Former Arkansas Gov. Mike Huckabee (R) incorrectly suggested on Tuesday that President Obama was raised in Kenya for part of his childhood.

Huckabee, speaking in a radio appearance, defended Obama against charges that he wasn't born in the U.S., but asserted that the president was raised in Kenya.

"One thing that I do know is his having grown up in Kenya — his view of the Brits, for example, very different than the average American," Huckabee said on WOR radio, audio of which was flagged by the liberal group Media Matters for America.

Huckabee said Obama's decision to return to the British a bust of Prime Minister Winston Churchill was informed by an upbringing in Kenya.

"[I]f you think about it, his perspective as growing up in Kenya with a Kenyan father and grandfather, their view of the Mau Mau Revolution in Kenya is very different than ours because he probably grew up hearing that the British were a bunch of imperialists who persecuted his grandfather," added Huckabee, a possible Republican candidate for president.

Some fringe Republicans have suggested that Obama wasn't born in the United States, and thus is constitutionally ineligible to be president. Huckabee said he didn't believe Obama was born abroad; the president has produced a birth certificate showing he was born in Hawaii.

Obama was raised abroad in Indonesia for part of his childhood. While his father was a native of Kenya, the future president isn't understood to have had an especially close relationship with his father, who divorced his mother in 1964.

The false understanding that Obama was raised partially in Kenya is intertwined with another false suspicion that the president is a practicing Muslim. Obama describes himself as a Christian. Huckabee last week stuck up for Obama's Christianity in promotions for his new book.

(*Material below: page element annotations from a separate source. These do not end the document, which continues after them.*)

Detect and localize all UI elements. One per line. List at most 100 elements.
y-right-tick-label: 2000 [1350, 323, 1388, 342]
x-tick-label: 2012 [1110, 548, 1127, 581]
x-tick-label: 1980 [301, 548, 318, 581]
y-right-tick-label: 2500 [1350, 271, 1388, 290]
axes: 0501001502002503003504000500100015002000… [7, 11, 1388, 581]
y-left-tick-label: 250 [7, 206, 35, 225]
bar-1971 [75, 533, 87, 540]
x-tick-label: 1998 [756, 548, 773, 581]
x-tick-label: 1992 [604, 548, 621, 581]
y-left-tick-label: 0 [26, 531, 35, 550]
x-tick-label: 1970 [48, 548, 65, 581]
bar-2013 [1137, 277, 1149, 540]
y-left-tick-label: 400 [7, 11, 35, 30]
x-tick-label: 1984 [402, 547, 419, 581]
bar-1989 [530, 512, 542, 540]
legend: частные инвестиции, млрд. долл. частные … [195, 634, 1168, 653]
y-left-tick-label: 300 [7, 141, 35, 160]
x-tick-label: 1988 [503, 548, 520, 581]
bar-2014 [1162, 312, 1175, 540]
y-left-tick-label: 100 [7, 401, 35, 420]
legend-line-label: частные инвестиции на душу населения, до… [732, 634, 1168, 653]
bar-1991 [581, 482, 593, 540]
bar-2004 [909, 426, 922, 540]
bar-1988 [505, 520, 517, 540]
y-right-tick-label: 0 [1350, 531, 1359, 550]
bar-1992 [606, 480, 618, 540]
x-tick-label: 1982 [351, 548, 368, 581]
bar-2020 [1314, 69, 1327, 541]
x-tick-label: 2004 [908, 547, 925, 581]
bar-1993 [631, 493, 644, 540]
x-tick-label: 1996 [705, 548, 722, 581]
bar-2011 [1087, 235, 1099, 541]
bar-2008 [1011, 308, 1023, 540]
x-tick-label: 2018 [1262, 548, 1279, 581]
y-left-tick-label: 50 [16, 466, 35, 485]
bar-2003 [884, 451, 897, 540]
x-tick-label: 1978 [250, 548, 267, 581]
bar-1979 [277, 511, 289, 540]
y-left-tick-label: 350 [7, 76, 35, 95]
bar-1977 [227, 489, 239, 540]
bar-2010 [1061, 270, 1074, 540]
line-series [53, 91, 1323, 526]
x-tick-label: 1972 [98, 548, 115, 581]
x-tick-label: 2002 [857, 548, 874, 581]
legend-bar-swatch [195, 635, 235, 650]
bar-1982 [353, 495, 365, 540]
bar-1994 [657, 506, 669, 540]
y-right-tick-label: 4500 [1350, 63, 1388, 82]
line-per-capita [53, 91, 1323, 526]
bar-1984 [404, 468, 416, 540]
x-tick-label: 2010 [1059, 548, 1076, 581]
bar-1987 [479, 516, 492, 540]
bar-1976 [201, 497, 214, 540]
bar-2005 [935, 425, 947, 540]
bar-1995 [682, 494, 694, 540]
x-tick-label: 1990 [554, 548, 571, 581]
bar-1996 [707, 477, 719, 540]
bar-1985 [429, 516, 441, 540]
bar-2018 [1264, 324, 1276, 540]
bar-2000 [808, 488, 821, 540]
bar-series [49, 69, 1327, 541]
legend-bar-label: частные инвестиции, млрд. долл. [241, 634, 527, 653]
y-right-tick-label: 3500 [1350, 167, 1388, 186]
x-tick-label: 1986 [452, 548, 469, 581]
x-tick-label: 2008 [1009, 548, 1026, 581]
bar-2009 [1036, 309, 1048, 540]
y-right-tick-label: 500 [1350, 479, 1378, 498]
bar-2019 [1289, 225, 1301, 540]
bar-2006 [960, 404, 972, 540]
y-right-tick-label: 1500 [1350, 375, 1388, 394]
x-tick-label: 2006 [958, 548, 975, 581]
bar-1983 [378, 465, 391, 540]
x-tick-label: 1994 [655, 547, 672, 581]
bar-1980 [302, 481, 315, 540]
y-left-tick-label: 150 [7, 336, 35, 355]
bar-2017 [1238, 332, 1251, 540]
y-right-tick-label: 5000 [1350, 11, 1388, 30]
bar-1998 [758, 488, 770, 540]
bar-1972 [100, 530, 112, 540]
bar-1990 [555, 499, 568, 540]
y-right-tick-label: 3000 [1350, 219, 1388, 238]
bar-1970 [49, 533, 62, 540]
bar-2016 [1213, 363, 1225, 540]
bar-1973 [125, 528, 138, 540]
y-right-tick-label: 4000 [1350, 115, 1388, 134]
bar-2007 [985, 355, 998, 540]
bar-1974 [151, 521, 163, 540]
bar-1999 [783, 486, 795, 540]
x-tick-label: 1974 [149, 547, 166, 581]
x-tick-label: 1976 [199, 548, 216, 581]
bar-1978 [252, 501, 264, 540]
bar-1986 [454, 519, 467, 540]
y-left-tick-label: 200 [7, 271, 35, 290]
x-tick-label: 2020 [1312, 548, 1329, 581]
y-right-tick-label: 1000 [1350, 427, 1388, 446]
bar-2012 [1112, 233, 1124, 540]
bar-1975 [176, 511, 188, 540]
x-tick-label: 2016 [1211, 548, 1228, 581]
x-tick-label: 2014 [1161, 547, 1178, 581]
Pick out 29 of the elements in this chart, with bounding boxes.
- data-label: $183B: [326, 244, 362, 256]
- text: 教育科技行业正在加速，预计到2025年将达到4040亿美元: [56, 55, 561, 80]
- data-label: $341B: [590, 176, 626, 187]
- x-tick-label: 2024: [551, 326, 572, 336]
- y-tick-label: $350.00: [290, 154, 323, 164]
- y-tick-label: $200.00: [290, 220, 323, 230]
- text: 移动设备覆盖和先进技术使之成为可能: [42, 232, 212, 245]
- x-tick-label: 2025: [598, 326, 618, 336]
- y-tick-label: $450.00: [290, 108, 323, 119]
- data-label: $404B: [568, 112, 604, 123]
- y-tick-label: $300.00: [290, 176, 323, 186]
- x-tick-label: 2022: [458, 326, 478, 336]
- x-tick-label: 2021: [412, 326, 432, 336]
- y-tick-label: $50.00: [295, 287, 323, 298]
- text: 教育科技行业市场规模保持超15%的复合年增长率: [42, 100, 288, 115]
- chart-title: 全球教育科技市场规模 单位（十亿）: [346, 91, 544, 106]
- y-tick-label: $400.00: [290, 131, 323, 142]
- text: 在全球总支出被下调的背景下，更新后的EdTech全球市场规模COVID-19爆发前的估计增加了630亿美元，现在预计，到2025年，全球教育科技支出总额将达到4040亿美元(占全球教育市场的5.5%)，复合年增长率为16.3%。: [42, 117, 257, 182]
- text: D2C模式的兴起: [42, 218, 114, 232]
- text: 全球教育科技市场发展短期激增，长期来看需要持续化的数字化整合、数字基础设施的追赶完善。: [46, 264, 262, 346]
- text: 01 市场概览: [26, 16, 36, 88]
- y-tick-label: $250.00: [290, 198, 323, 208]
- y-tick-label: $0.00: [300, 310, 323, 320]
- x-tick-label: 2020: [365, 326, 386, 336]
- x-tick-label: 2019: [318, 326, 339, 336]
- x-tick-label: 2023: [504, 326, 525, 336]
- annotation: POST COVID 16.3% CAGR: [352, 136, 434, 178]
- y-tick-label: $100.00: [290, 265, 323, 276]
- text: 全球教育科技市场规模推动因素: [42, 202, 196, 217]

Some Republicans have been beguiled as to how to handle "birthers" in their party, who continue to believe that Obama was born abroad. Former Minnesota Gov. Tim Pawlenty (R), a possible candidate for president, has jokingly dismissed them, while Rep. Jeff Flake, a top GOP Senate candidate in Arizona, has encouraged the party to ditch birtherism.

Other top Republicans have been more careful in their handling of the birther issue, saying they take Obama at his word when he says, for instance, that he was born in Hawaii, or that he is a Christian.